A Catholic pro-life worker cried foul yesterday about a recent BBC report on a pro-choice organization and their efforts to legalize abortion in Latin America.

Julia Regina de Cardenal, president of Fundación Sí a la Vida (Yes to Life Foundation), claims that the Oct. 16 BBC report on Catholics For a Free Choice (CFC) is biased, that the group "is not Catholic and its members are anti-Catholic activists."

"The organization exists precisely for the purpose of pushing abortion acceptability worldwide," she said.   

The BBC report about an international conference in Mexico, which focused on how illegal abortions in Latin America are the major cause of death or illness among women, was largely based on the testimony of a Peruvian woman, who nearly died from an infection and a ruptured uterus after receiving an abortion at an illegal abortion clinic.

In the report, Maria Consuelo Mejilla, director of Catolicas por el Derecho a Decidir (Latin American branch of CFC) and chair of the conference, said abortion is one of the top three causes of maternal death in Latin American countries. The article claims that in Peru an estimated 50,000 women either die or suffer serious injury after an illegal abortion by unqualified medical personnel each year. The organization essentially argue that the only way to reduce the number of deaths is to make abortion legal.

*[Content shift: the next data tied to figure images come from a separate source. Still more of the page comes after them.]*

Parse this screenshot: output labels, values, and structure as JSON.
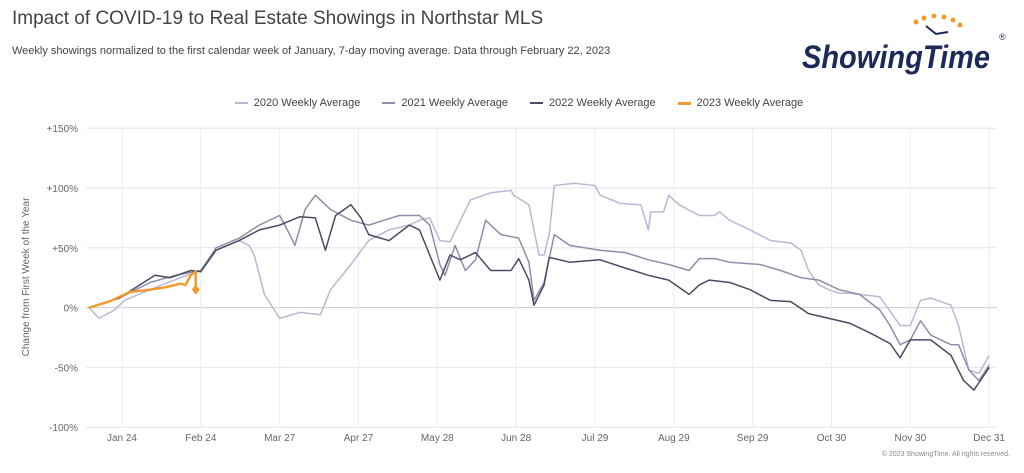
{
  "header": {
    "title": "Impact of COVID-19 to Real Estate Showings in Northstar MLS",
    "subtitle": "Weekly showings normalized to the first calendar week of January, 7-day moving average. Data through February 22, 2023",
    "logo_text": "ShowingTime",
    "copyright": "© 2023 ShowingTime. All rights reserved."
  },
  "chart_data": {
    "type": "line",
    "title": "Impact of COVID-19 to Real Estate Showings in Northstar MLS",
    "xlabel": "",
    "ylabel": "Change from First Week of the Year",
    "x_unit": "day of year",
    "xlim": [
      0,
      370
    ],
    "ylim": [
      -100,
      150
    ],
    "yticks": [
      150,
      100,
      50,
      0,
      -50,
      -100
    ],
    "ytick_labels": [
      "+150%",
      "+100%",
      "+50%",
      "0%",
      "-50%",
      "-100%"
    ],
    "xticks": [
      23,
      54,
      85,
      116,
      147,
      178,
      209,
      240,
      271,
      302,
      333,
      364
    ],
    "xtick_labels": [
      "Jan 24",
      "Feb 24",
      "Mar 27",
      "Apr 27",
      "May 28",
      "Jun 28",
      "Jul 29",
      "Aug 29",
      "Sep 29",
      "Oct 30",
      "Nov 30",
      "Dec 31"
    ],
    "grid": true,
    "legend_position": "top",
    "series": [
      {
        "name": "2020 Weekly Average",
        "color": "#b9b9d3",
        "points": [
          [
            10,
            0
          ],
          [
            14,
            -9
          ],
          [
            20,
            -2
          ],
          [
            24,
            6
          ],
          [
            34,
            15
          ],
          [
            46,
            25
          ],
          [
            54,
            31
          ],
          [
            60,
            48
          ],
          [
            69,
            56
          ],
          [
            73,
            52
          ],
          [
            75,
            44
          ],
          [
            79,
            11
          ],
          [
            85,
            -9
          ],
          [
            93,
            -4
          ],
          [
            101,
            -6
          ],
          [
            105,
            15
          ],
          [
            113,
            36
          ],
          [
            120,
            56
          ],
          [
            128,
            65
          ],
          [
            136,
            69
          ],
          [
            140,
            73
          ],
          [
            144,
            75
          ],
          [
            148,
            56
          ],
          [
            152,
            55
          ],
          [
            160,
            90
          ],
          [
            168,
            96
          ],
          [
            176,
            98
          ],
          [
            177,
            94
          ],
          [
            183,
            86
          ],
          [
            187,
            44
          ],
          [
            189,
            44
          ],
          [
            191,
            61
          ],
          [
            193,
            102
          ],
          [
            201,
            104
          ],
          [
            209,
            102
          ],
          [
            211,
            94
          ],
          [
            219,
            87
          ],
          [
            227,
            86
          ],
          [
            230,
            65
          ],
          [
            231,
            80
          ],
          [
            236,
            80
          ],
          [
            238,
            94
          ],
          [
            242,
            86
          ],
          [
            250,
            77
          ],
          [
            256,
            77
          ],
          [
            258,
            80
          ],
          [
            262,
            73
          ],
          [
            270,
            65
          ],
          [
            278,
            56
          ],
          [
            286,
            54
          ],
          [
            290,
            48
          ],
          [
            293,
            31
          ],
          [
            297,
            19
          ],
          [
            301,
            15
          ],
          [
            305,
            12
          ],
          [
            309,
            12
          ],
          [
            321,
            9
          ],
          [
            329,
            -15
          ],
          [
            333,
            -15
          ],
          [
            337,
            6
          ],
          [
            341,
            8
          ],
          [
            349,
            2
          ],
          [
            352,
            -15
          ],
          [
            356,
            -52
          ],
          [
            360,
            -55
          ],
          [
            364,
            -40
          ]
        ]
      },
      {
        "name": "2021 Weekly Average",
        "color": "#8e8ea8",
        "points": [
          [
            10,
            0
          ],
          [
            22,
            8
          ],
          [
            34,
            21
          ],
          [
            44,
            27
          ],
          [
            54,
            31
          ],
          [
            60,
            50
          ],
          [
            69,
            58
          ],
          [
            77,
            69
          ],
          [
            85,
            77
          ],
          [
            89,
            61
          ],
          [
            91,
            52
          ],
          [
            95,
            82
          ],
          [
            99,
            94
          ],
          [
            105,
            82
          ],
          [
            113,
            73
          ],
          [
            120,
            69
          ],
          [
            126,
            73
          ],
          [
            132,
            77
          ],
          [
            140,
            77
          ],
          [
            144,
            69
          ],
          [
            148,
            36
          ],
          [
            150,
            27
          ],
          [
            154,
            52
          ],
          [
            158,
            31
          ],
          [
            162,
            40
          ],
          [
            166,
            73
          ],
          [
            172,
            61
          ],
          [
            179,
            58
          ],
          [
            183,
            38
          ],
          [
            185,
            6
          ],
          [
            189,
            21
          ],
          [
            193,
            61
          ],
          [
            199,
            52
          ],
          [
            211,
            48
          ],
          [
            221,
            46
          ],
          [
            230,
            40
          ],
          [
            238,
            36
          ],
          [
            246,
            31
          ],
          [
            250,
            41
          ],
          [
            256,
            41
          ],
          [
            262,
            38
          ],
          [
            274,
            36
          ],
          [
            282,
            31
          ],
          [
            290,
            25
          ],
          [
            297,
            23
          ],
          [
            305,
            15
          ],
          [
            313,
            11
          ],
          [
            321,
            -2
          ],
          [
            325,
            -15
          ],
          [
            329,
            -31
          ],
          [
            333,
            -27
          ],
          [
            337,
            -11
          ],
          [
            341,
            -23
          ],
          [
            349,
            -31
          ],
          [
            352,
            -31
          ],
          [
            356,
            -52
          ],
          [
            360,
            -61
          ],
          [
            364,
            -48
          ]
        ]
      },
      {
        "name": "2022 Weekly Average",
        "color": "#4b4b63",
        "points": [
          [
            10,
            0
          ],
          [
            22,
            8
          ],
          [
            30,
            19
          ],
          [
            36,
            27
          ],
          [
            42,
            25
          ],
          [
            50,
            31
          ],
          [
            54,
            30
          ],
          [
            60,
            48
          ],
          [
            69,
            56
          ],
          [
            77,
            65
          ],
          [
            85,
            69
          ],
          [
            93,
            76
          ],
          [
            99,
            75
          ],
          [
            103,
            48
          ],
          [
            107,
            77
          ],
          [
            113,
            86
          ],
          [
            117,
            75
          ],
          [
            120,
            61
          ],
          [
            128,
            56
          ],
          [
            136,
            69
          ],
          [
            140,
            65
          ],
          [
            144,
            44
          ],
          [
            148,
            23
          ],
          [
            152,
            44
          ],
          [
            156,
            40
          ],
          [
            162,
            46
          ],
          [
            168,
            31
          ],
          [
            176,
            31
          ],
          [
            179,
            41
          ],
          [
            183,
            23
          ],
          [
            185,
            2
          ],
          [
            189,
            19
          ],
          [
            191,
            42
          ],
          [
            199,
            38
          ],
          [
            211,
            40
          ],
          [
            221,
            33
          ],
          [
            230,
            27
          ],
          [
            238,
            23
          ],
          [
            246,
            11
          ],
          [
            250,
            19
          ],
          [
            254,
            23
          ],
          [
            262,
            21
          ],
          [
            270,
            15
          ],
          [
            278,
            6
          ],
          [
            286,
            5
          ],
          [
            293,
            -5
          ],
          [
            301,
            -9
          ],
          [
            309,
            -13
          ],
          [
            317,
            -21
          ],
          [
            325,
            -30
          ],
          [
            329,
            -42
          ],
          [
            333,
            -27
          ],
          [
            341,
            -27
          ],
          [
            349,
            -40
          ],
          [
            354,
            -61
          ],
          [
            358,
            -69
          ],
          [
            364,
            -50
          ]
        ]
      },
      {
        "name": "2023 Weekly Average",
        "color": "#f29a2e",
        "points": [
          [
            10,
            0
          ],
          [
            18,
            5
          ],
          [
            26,
            13
          ],
          [
            34,
            15
          ],
          [
            40,
            17
          ],
          [
            44,
            19
          ],
          [
            46,
            20
          ],
          [
            48,
            19
          ],
          [
            50,
            27
          ],
          [
            52,
            30
          ],
          [
            52,
            15
          ]
        ]
      }
    ]
  }
}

"The article appears to be written by one of their publicity people, not by an independent professional journalist," said de Cardenal. "I see no apparent attempt to verify figures, statistics or interview those with another point of view."

For the most part, judiciaries in Latin America protect the right to life for all, including the unborn, said de Cardenal, whose organization offers women the support they need to continue their pregnancies. "The Latin American people do not want legalized abortion," she said. "Virtually every attempt to legalize abortion legislatively in Latin American countries has been defeated."

Many of the attempts to change the laws regarding abortion in Latin America "come from efforts designed and supported by foreign interests," says de Cardenal.

She claims that Catholics for a Free Choice is "a U.S.-based organization which receives millions of dollars" from large U.S. foundations, such as the Ford Foundation.

"If outsiders really care about us as Latin American women, they will provide desperately needed assistance to improve maternal health care, not manipulate public opinion to favor the killing of our children in the womb," she said.